More problems ensued inside of me when I started elementary school. Kids notice differences - both in others and themselves. My nonexistent sense of depth perception made me the last pick in sports. Schoolmates noticed every time I'd bump into a wall. Anyone who visits Las Sendas Elementary and goes down the sixth grade hallway will see a chip around the corner of the purple wall nearly a decade later. Yep, that was me.
My hardest tribulation, though, was my bulky glasses. They made me feel self-conscious. I never wanted to look at others for fear they would notice how my right eye wouldn't look back. This cosmetic reason may seem a bit petty, but to me it was horrible. And this is why that day when I was twelve hit me so hard. I was tired of the stares and, even worse, my own cringing at every picture taken. But then my parents turned to me as I sobbed noisily in the backseat of the car, and told me to stop. "Don't you realize how lucky you are?" That shut me up. I sat there bewildered because it made no sense. I was pretty sure that having amblyopia was not a stroke of luck.
Then a few weeks later, at a follow-up appointment, I wandered into a group of kids in a small, bright room with a young woman weaving through them. She looked up from helping a little girl wearing a patch. She stood at the end of my swinging tightrope and beckoned me over. She knew my condition, but also knew that I didn't need the extensive eye therapy the other children here required. "You need anything, sweetie?" I just shook my head and looked at the kids who were struggling to read. As it turns out, many with eye troubles, including amblyopia, have difficulties reading and learning because of the strain it puts on the good eye. But reading came easily to me, and I loved it, which the lady thought unusual, plus I was fond of school. Searching through the familiar scene of patched eyes in the room that struggled to find clarity in the blobs on the page, I made a decision.

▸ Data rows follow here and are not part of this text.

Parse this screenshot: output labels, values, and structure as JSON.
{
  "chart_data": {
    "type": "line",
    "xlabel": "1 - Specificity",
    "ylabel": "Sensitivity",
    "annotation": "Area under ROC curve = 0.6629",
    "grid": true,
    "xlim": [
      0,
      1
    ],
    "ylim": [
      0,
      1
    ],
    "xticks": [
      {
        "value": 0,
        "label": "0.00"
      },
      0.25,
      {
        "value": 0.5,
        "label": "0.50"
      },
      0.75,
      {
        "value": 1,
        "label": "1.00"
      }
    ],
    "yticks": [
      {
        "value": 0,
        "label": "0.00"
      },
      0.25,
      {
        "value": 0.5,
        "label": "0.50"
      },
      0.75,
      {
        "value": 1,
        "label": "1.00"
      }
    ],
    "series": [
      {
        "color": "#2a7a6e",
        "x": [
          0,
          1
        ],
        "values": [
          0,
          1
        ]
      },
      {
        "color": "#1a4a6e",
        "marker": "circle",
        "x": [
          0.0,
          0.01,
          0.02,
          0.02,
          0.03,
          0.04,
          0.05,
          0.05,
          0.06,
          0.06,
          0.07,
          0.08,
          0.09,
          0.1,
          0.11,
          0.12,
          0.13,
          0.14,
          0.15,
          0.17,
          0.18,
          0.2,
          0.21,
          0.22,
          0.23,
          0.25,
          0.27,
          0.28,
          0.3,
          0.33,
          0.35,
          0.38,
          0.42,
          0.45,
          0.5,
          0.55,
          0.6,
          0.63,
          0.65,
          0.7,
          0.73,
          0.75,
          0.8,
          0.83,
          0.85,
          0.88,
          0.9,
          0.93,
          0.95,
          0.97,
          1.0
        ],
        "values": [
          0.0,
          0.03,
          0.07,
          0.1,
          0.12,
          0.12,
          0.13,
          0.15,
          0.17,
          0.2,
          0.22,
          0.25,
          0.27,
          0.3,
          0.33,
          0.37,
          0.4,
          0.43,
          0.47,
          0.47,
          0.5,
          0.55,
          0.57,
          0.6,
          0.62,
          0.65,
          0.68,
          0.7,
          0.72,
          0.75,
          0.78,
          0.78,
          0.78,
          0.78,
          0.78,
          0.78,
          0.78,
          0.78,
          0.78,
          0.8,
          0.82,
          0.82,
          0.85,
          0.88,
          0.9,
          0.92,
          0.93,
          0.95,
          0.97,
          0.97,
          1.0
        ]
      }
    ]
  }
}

Seeing those other children, who couldn't do the things I could, made me realize how lucky I was. I am lucky. I am more than my amblyopia. I am lucky to be a hard worker and a sister. I am lucky to be such a dedicated*cough*obsessed*cough* fan of the band One Direction and a believer in hot chocolate no matter the temperature. I am lucky to have these carefree personas. I'm so fortunate to have only amblyopia. There are kids who are completely blind, who are starving, who can't walk. From that window-seat in the car to the encounter with the eye therapist, I came to my own conclusion on luck: everyone is lucky. I regained my footing on the thin rope, or rather, the rope got thicker. Most people would ask things like "How can being in a wheelchair be lucky?" The reason is because they are. There are worse situations depending on our viewpoint, or there is some part of a person's life that makes it better than another's. Some of us have an amazingly supportive family or a passion that we would die for. We all have something that makes us lucky despite our adversities. And that something, simple or complex, is so important.
I'd be lying if I said there weren't days when I continue to curse this eye of mine, when my eyes are the first features I look at when viewing a picture. But now the wind is no longer pushing at me or swaying my rope. Rather, it's gentle breeze encourages me to keep myself on the tightrope after these self-induced fumbles. Being born with amblyopia is my good luck that keeps me from the ravine below. I have to thank my bad eye for letting me become me. After all, there is so much more in life, so much more to see and accomplish. And this bit of luck I have, that everyone has, makes it possible.